Pricing notes and disclosures

- Pricing is in USD; ZAR conversion at the prevailing rate at the time of invoice generation. Examples in this article use USD/ZAR ≈ R16.38 as of 2026-05-08; live billing reflects the rate on the invoice date. - Per-tenant minimum committed seats (MCS) apply: Pro-Heavy 350, Fortress 350, Enterprise 1,500. Per-tenant invoicing rounds up to the MCS for tenants below the floor. - Enterprise pricing is custom-quoted; the $9.00/seat figure is an indicative starting price for tenants at or above 1,500 seats. - Elite Threat Detection ($5.50/seat) is Fortress-tier-only by default; availability on the Enterprise tier requires a contractual override negotiated as part of the Enterprise commercial conversation. - 15% VAT applies to SA invoices per current SARS rates; the previously planned phased increases to 15.5% (May 2025) and 16% (April 2026) were reversed in 2025, and the February 2026 Budget confirmed VAT remains at 15%.

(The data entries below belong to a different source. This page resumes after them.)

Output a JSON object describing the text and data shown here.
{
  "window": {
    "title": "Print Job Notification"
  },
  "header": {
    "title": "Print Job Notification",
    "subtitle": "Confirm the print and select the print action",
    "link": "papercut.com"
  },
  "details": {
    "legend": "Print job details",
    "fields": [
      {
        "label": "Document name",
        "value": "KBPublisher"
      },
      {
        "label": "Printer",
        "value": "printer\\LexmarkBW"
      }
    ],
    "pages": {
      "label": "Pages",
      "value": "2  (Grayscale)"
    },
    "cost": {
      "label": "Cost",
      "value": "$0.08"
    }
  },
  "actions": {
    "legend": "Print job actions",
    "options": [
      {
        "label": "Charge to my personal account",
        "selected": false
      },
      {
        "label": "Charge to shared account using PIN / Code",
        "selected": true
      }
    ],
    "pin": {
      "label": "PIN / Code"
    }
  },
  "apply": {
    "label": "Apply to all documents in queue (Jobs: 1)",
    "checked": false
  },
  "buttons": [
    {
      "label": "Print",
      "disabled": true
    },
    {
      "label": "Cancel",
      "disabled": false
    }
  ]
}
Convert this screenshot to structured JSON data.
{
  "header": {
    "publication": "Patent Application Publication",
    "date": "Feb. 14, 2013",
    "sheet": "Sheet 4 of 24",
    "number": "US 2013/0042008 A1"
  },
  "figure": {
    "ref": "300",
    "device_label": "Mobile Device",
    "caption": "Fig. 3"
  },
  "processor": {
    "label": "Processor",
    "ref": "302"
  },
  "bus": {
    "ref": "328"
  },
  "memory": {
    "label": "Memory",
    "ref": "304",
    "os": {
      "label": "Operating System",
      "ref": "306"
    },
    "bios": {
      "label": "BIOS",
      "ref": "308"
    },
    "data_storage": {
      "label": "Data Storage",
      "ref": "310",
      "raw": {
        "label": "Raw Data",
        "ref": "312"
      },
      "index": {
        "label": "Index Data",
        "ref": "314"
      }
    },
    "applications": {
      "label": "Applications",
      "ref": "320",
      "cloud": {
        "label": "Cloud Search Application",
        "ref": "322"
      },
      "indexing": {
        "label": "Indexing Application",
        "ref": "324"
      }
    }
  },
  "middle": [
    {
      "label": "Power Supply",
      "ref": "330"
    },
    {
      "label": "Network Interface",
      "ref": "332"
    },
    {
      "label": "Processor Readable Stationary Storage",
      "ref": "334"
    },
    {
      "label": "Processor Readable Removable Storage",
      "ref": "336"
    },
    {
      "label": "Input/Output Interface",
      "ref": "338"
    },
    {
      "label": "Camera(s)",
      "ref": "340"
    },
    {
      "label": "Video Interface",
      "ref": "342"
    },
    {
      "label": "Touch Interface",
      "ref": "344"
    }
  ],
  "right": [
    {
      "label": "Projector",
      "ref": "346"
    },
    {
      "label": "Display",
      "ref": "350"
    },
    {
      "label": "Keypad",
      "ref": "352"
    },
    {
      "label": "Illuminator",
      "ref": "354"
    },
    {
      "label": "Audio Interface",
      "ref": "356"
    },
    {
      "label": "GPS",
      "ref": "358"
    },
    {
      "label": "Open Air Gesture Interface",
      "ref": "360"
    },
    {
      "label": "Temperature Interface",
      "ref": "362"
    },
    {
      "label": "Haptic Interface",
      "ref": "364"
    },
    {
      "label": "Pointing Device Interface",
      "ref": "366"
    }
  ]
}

Six months into the consolidated platform, the 1,200-seat MSP from the start of the article has materially fewer dashboards open across their analyst desks, a unified forensic surface, and a single renewal conversation per year. The TCO came out close to the model. The operational benefits arrived in the timeline projected.

The cases where consolidation is the wrong answer remain real. An MSP whose book consists of two enterprise tenants with mature SOC teams may legitimately prefer the stack. An MSP committed to a specific best-of-breed product they cannot replace may stay on the stack until that product retires or is acquired. The consolidation case is not universal.

The math is the answer. Run the numbers honestly, with the MCS floors and the FX rate written down. The structure of the comparison will tell you what to do.